Dilansir BBC, AS menyatakan tetap siap melakukan pertemuan dengan Kim. Namun, Korut tampaknya tetap menolak melanjutkan negosiasi dan menekan AS dan Korsel agar memahami permintaan Korut, menghentikan latihan militer kedua negara.

Korea Utara mempermasalahkan latihan perang yang dilakukan AS dan Korsel. Latihan perang udara AS dan Korsel yang dikenal dengan nama Max Thunder melibatkan kurang lebih 100 pesawat tempur yang berlatih di angkasa Semenanjung Korea. Korut menyebut latihan perang itu sebagai sebuah 'provokasi' dan persiapan invasi.

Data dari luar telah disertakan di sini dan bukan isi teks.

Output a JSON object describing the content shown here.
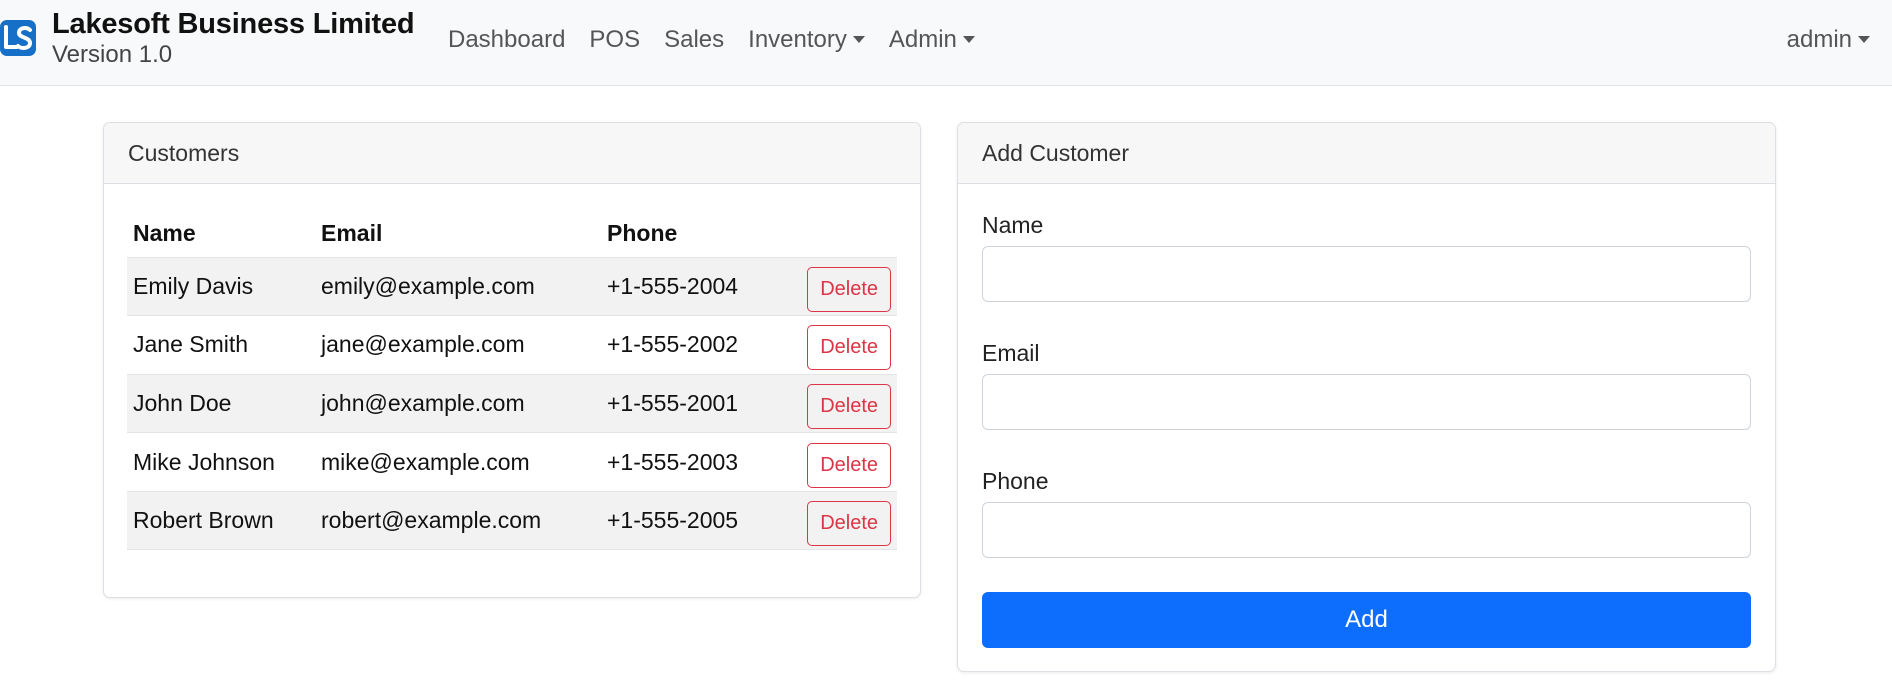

Korut khawatir nasibnya akan seperti Libya yang mengalami denuklirisasi secara paksa, yakni dengan membunuh Presiden Libya Muammar Khadafi. Padahal, pertemuan antara Korut dan Korsel pada 27 April 2017 lalu merupakan pertemuan dalam rangka persetujuan untuk denuklirisasi di Semenanjung Korea. Namun, tampaknya, komitmen denuklirisasi antara Korut dan AS juga tidak senada.

Korut menyatakan akan membongkar lokasi tes nuklir antsra 23 - 25 Mei 2018. Namun tidak mengizinkan adanya ahli luar negeri datang ke situs tes nuklir tersebut. Sementara AS yang mengharapkan pelucutan nuklir total meminta proses denuklirisasi melibatkan AS dan negara lain.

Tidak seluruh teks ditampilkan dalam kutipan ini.